Friday, May 11, 2012

They Are Mechanical Blunderbusses!


A Week in Byron’s Hollywood Dept., Final Day: We’re finishing a few days celebrating some of the actors who created the character archetypes of the classic motion pictures.

                                                                   

Billy Gilbert
ALTHOUGH NOT NECESSARILY an archetype, he had a quirky everyman quality that netted him well over 200 screen credits over a 33-year career – and those are the roles for which he’s been credited. Billy Gilbert seemed to be everywhere during the 30s and 40s, usually behind a bar or delivering a telegram or in chef’s whites or sneezing. Sneezing was his trademark, and he’s best known, although you probably didn’t know it was he, as the voice of and model for Sneezy in Disney’s “Snow White.”

Gilbert was born – in a dressing room – to a family of opera performers and launched himself into vaudeville before hitting his ’teens. Stan Laurel spotted him in one such show and recommended him to Hal Roach, for whose studio Laurel and Hardy were working. From the start, Gilbert was a triple-threat talent, writing and directing in addition to taking acting roles, crossing paths with Thelma Todd and the Our Gang kids.

He made eleven films with Laurel and Hardy between 1931 and 1938, including the Academy Award-winning short “The Music Box” – the saga of hauling a piano up a forbidding flight of 131 stairs, only to discover that the top-hatted professor (Gilbert) who lives at their destination wants no part of it. “Piano? Piano? I hate and detest pianos!” he thunders. “They are mechanical blunderbusses!” (According to Gilbert, his German accent was intended to distinguish him from frequent Laurel and Hardy antagonists Edgar Kennedy and Jimmy Finlayson.)

The Music Box
You can see his sneeze routine in one of the more surreal comedies of the ’30s, “Million Dollar Legs,” where he’s the Secretary of the Interior in the Klopstockian cabinet presided over by W. C. Fields and including Hugh Herbert, Irving Bacon, and Teddy Hart. (The movie is worth seeing for plenty of reasons, but a big one is the short work it makes of the song “One Hour with You.”) He’s also the only member of that cast to appear in the completely unrelated Betty Grable “Million Dollar Legs” a few years later – and he danced with Grable in “Tin Pan Alley.”

Gilbert was a Johnny-on-the-spot for day-player work, and even cameos in a couple of classic horror films: “Mad Love” with Peter Lorre and the over-the-top “Devil Doll” with Lionel Barrymore and a menacing miniature woman. He could appear for a few seconds, as when he asks Chico Marx not to play the piano in “A Night at the Opera,” or sustain a supporting role such as Herring in Chaplin’s “The Great Dictator.”

You get a taste of Gilbert as himself in his role as Master of Ceremonies in Eddie Cline’s “The Villain Still Pursued Her,” a misfired attempt to film a classic melodrama, putting Buster Keaton, Margaret Hamilton, Franklin Pangborn and many others to waste.

He’s in some early Three Stooges shorts, and his three short features with Shemp Howard, with whom he displayed a great vaudeville-oriented affinity.

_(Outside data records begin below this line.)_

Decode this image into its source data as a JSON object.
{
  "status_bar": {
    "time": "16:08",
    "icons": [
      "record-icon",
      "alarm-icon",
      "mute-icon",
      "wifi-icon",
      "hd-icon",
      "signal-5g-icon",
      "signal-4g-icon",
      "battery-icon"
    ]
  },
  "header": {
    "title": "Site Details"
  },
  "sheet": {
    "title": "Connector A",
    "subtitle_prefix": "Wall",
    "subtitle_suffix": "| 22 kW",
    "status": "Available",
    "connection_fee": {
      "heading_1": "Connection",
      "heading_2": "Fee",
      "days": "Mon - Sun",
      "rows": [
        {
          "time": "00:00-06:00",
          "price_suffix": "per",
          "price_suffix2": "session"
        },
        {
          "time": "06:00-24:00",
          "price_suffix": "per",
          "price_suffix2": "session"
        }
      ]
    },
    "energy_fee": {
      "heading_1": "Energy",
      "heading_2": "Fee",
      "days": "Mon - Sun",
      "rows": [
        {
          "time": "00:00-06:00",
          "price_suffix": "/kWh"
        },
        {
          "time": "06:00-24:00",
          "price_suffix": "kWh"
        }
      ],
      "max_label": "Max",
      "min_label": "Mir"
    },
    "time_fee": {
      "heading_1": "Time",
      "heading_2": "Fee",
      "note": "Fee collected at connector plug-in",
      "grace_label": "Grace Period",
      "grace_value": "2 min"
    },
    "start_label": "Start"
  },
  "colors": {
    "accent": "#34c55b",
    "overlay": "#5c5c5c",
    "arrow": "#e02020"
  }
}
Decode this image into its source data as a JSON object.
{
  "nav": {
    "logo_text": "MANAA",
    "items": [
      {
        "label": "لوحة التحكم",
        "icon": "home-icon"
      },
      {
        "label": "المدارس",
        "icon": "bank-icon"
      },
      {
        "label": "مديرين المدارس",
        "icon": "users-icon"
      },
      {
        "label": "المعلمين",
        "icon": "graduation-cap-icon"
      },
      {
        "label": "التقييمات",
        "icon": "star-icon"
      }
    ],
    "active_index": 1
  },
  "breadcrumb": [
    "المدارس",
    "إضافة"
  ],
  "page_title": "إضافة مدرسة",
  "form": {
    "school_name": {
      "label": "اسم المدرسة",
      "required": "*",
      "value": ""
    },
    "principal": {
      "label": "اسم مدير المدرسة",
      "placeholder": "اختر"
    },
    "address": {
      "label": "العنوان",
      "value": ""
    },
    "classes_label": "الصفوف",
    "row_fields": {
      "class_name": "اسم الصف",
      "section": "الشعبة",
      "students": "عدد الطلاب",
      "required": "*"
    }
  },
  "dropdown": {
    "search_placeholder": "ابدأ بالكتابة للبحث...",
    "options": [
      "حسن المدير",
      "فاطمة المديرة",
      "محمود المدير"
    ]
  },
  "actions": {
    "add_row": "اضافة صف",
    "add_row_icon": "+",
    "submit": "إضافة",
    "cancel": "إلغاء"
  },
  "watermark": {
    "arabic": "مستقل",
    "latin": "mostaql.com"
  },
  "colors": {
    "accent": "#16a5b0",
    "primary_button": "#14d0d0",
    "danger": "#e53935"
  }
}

He brings out a tender, sympathetic side as the bartender who serves Frank Sinatra in “Anchors Aweigh.” He’s blusteringly officious in Olsen and Johnson’s “Crazy House” (which, if you take the Broadway show as a model, is more Hellzapoppin’-esque than their earlier “Hellzapoppin’”) But it’s his cameo as a process server in “His Girl Friday” that threatens to steal the picture out from under Cary Grant and ensemble, showing what Gilbert could do with just a few lines of dialogue and a derby hat.

Given his heritage, it’s not surprising he was drawn to musicals. On Broadway, he staged revivals of “The Red Mill” and “Sally” in the ’40s, had a singing role in “The Chocolate Soldier” in 1947 (he later reprised it for TV), and co-wrote the book for and performed in the short-lived musical “Buttrio Square” in 1952.

His Girl Friday
More TV work included recurring roles on the eponymous Red Skelton and Danny Thomas shows in the late ’50s, as well as work as part of “Andy’s Gang” with Andy Devine.

His legacy is a great quantity of moments, each of which he tempered to the story at hand. He usually was brought in to be blustery, but he was a chameleon of bluster, a one-man lesson in how to make an acting moment your own.